= Henri Gagnon =

Canadian composer, organist and music educator

Henri Gagnon (/fr/; 6 March 1887 – 17 May 1961) was a Canadian composer, organist, and music educator. He spent 51 years playing the organ at the Notre-Dame Basilica-Cathedral of Quebec City where, according to music historian François Brassard, he earned "a prestige similar to that of the famous organists of Europe." He was a much-admired teacher and taught at several institutions, notably succeeding Wilfrid Pelletier as the second director of the Conservatoire de musique du Québec à Québec. As a composer, he produced mainly works for solo organ and piano; although he did write a few choral works and vocal pieces as well. One of his more popular works was Rondel de Thibaut de Champagne which Edward Johnson and Rodolphe Plamondon often performed in their recitals. Two of his works, Mazurka (1907) and Deux Antiennes, were recorded by the CBC Montreal Orchestra.

==Early life and education==
Born in Quebec City, Gagnon was from a prominent family of musicians in Canada. Both his father, Gustave Gagnon, and his uncle, Ernest Gagnon, were prominent organists and composers in Quebec City. He began studying solfège and piano with his father at the age of eight and he remained his principal teacher until he was thirteen. From 1900 to 1903 he was a pupil of William Reed (organ) and Joseph Vézina (solfège and harmony). He began performing publicly as a child and had his first major success at the Pan-American Exposition in 1901. The Buffalo Courier-Express called him "a true prodigy" in their review of his concert.

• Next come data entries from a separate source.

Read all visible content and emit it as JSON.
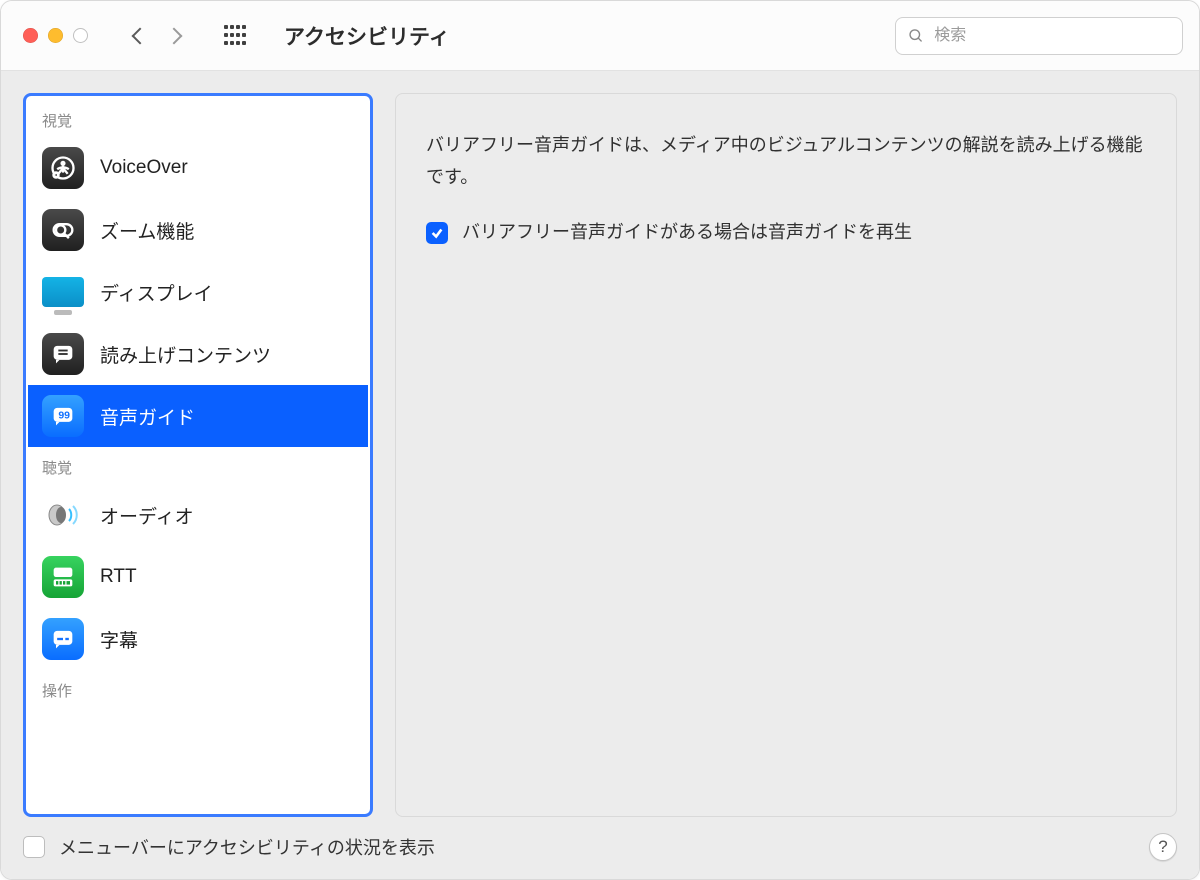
{
  "window": {
    "title": "アクセシビリティ"
  },
  "search": {
    "placeholder": "検索",
    "value": ""
  },
  "sidebar": {
    "groups": [
      {
        "label": "視覚",
        "items": [
          {
            "id": "voiceover",
            "label": "VoiceOver",
            "icon": "voiceover-icon",
            "selected": false
          },
          {
            "id": "zoom",
            "label": "ズーム機能",
            "icon": "zoom-icon",
            "selected": false
          },
          {
            "id": "display",
            "label": "ディスプレイ",
            "icon": "display-icon",
            "selected": false
          },
          {
            "id": "spoken",
            "label": "読み上げコンテンツ",
            "icon": "spoken-icon",
            "selected": false
          },
          {
            "id": "audioguide",
            "label": "音声ガイド",
            "icon": "audioguide-icon",
            "selected": true
          }
        ]
      },
      {
        "label": "聴覚",
        "items": [
          {
            "id": "audio",
            "label": "オーディオ",
            "icon": "audio-icon",
            "selected": false
          },
          {
            "id": "rtt",
            "label": "RTT",
            "icon": "rtt-icon",
            "selected": false
          },
          {
            "id": "captions",
            "label": "字幕",
            "icon": "captions-icon",
            "selected": false
          }
        ]
      },
      {
        "label": "操作",
        "items": []
      }
    ]
  },
  "panel": {
    "description": "バリアフリー音声ガイドは、メディア中のビジュアルコンテンツの解説を読み上げる機能です。",
    "checkbox_label": "バリアフリー音声ガイドがある場合は音声ガイドを再生",
    "checkbox_checked": true
  },
  "footer": {
    "menubar_label": "メニューバーにアクセシビリティの状況を表示",
    "menubar_checked": false,
    "help": "?"
  },
  "colors": {
    "accent": "#0a60ff"
  }
}
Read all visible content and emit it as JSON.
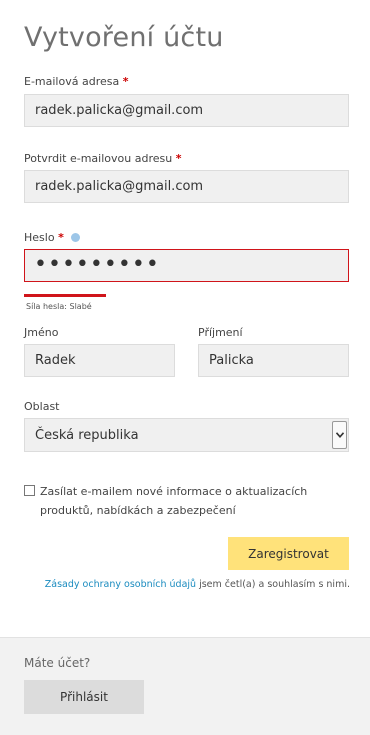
{
  "title": "Vytvoření účtu",
  "email": {
    "label": "E-mailová adresa",
    "required": "*",
    "value": "radek.palicka@gmail.com"
  },
  "confirm_email": {
    "label": "Potvrdit e-mailovou adresu",
    "required": "*",
    "value": "radek.palicka@gmail.com"
  },
  "password": {
    "label": "Heslo",
    "required": "*",
    "masked_value": "•••••••••",
    "info_icon": "info-icon",
    "strength_text": "Síla hesla: Slabé",
    "strength_color": "#d0141a"
  },
  "first_name": {
    "label": "Jméno",
    "value": "Radek"
  },
  "last_name": {
    "label": "Příjmení",
    "value": "Palicka"
  },
  "region": {
    "label": "Oblast",
    "value": "Česká republika",
    "arrow_icon": "chevron-down-icon"
  },
  "newsletter": {
    "label": "Zasílat e-mailem nové informace o aktualizacích produktů, nabídkách a zabezpečení",
    "checked": false
  },
  "register_button": "Zaregistrovat",
  "privacy": {
    "link": "Zásady ochrany osobních údajů",
    "text": " jsem četl(a) a souhlasím s nimi."
  },
  "footer": {
    "question": "Máte účet?",
    "login_button": "Přihlásit"
  },
  "colors": {
    "accent_button": "#ffe27a",
    "link": "#1a8bbf",
    "error": "#d0141a",
    "input_bg": "#f0f0f0"
  }
}
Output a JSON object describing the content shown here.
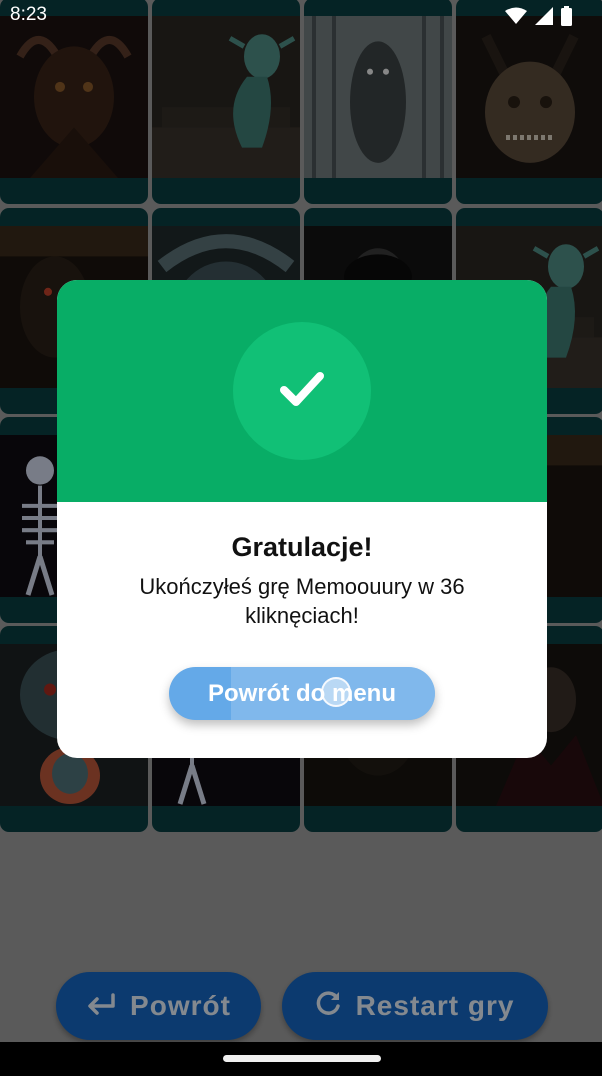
{
  "status_bar": {
    "time": "8:23",
    "icons": [
      "wifi-icon",
      "cellular-signal-icon",
      "battery-icon"
    ]
  },
  "grid": {
    "columns": 4,
    "rows": 4,
    "cards": [
      {
        "art": "demon-ram"
      },
      {
        "art": "goblin-stairs"
      },
      {
        "art": "fog-ghost"
      },
      {
        "art": "werewolf-mask"
      },
      {
        "art": "dark-beast"
      },
      {
        "art": "ogre-face"
      },
      {
        "art": "pale-man"
      },
      {
        "art": "goblin-stairs"
      },
      {
        "art": "skeleton"
      },
      {
        "art": "hidden"
      },
      {
        "art": "hidden"
      },
      {
        "art": "dark-beast"
      },
      {
        "art": "ogre-girl"
      },
      {
        "art": "skeleton"
      },
      {
        "art": "hidden"
      },
      {
        "art": "vampire"
      }
    ],
    "card_color": "#0a3d40"
  },
  "dialog": {
    "title": "Gratulacje!",
    "message": "Ukończyłeś grę Memoouury w 36 kliknęciach!",
    "button_label": "Powrót do menu",
    "header_color": "#08ad66",
    "icon": "checkmark-icon"
  },
  "bottom_bar": {
    "back_label": "Powrót",
    "back_icon": "return-arrow-icon",
    "restart_label": "Restart gry",
    "restart_icon": "refresh-icon",
    "button_color": "#1565c0"
  }
}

In 1903 Gagnon moved to Montreal to continue his musical education. He remained there through 1907, studying with such teachers as Guillaume Couture (harmony and counterpoint), Father Charles-Hugues Lefebvre (church music), Arthur Letondal (piano), Romain-Octave Pelletier I (organ), and Romain Pelletier (organ). From 1903 to 1906 he was chapel organist at Gesù College and then served in the same capacity at Loyola College in 1906–1907. In 1906 he earned a certificate from the Dominion College of Music.

==Studies in France==
In 1907 Gagnon left Canada for Paris where he spent the next three and half years. In France he studied with Amédée Gastoué (plainchant), Eugène Gigout (organ, plainchant, improvisation, and harmony), Isidor Philipp (piano), and Charles-Marie Widor (organ). In 1908 and 1909 he was a soloist in the Concerts Touche, and he also filled in for Gigout occasionally as organist at the Église Saint-Augustin de Paris. He later returned to Paris in the summers of 1911, 1912, 1914, and 1924 to continue studies with Widor and with Joseph Bonnet.

==Career in Canada==
In 1910 Gagnon returned to his native city to assume the post of assistant organist at the Notre-Dame Basilica-Cathedral in Quebec City. He was promoted to organist at the church in 1915, a position he held until his death in Quebec City in 1961. A much sought after teacher, he taught at both the École normale Laval and at the Petit Séminaire de Québec from 1917 to 1933. In 1923 he joined the faculty of Université Laval where he taught for roughly two decades. He was also director of the Académie de musique du Québec from 1929 to 1932 and the second director of the Conservatoire de musique du Québec à Québec from 1946 to 1961. His notable students included Jean-Marie Beaudet, Françoys Bernier, Maurice Bernier, Marius Cayouette, Father Léon Destroismaisons, Lucille Dompierre, Alice Duchesnay, Claude Lagacé, and Léo-Pol Morin.

==Legacy==
In 1958 the National Film Board of Canada made a 30-minute documentary, Henri Gagnon, organiste, profiling his life and career. In 1974 the recording Hommage à Henri Gagnon was made which included works composed by Gagnon and works with which he was known for playing. Organists on the recording included Antoine Bouchard, Sylvain Doyon, Claude Lagacé, and Antoine Reboulot. Reboulot notably plays his own work, Variations sur le nom d'Henri Gagnon, on the recording. In 1987 the publishing company Les Éditions Jacques Ostiguy Inc commemorated his 100th birthday by publishing a collection of seven organ works dedicated to Gagnon by six different composers entitled Le Tombeau de Henri Gagnon.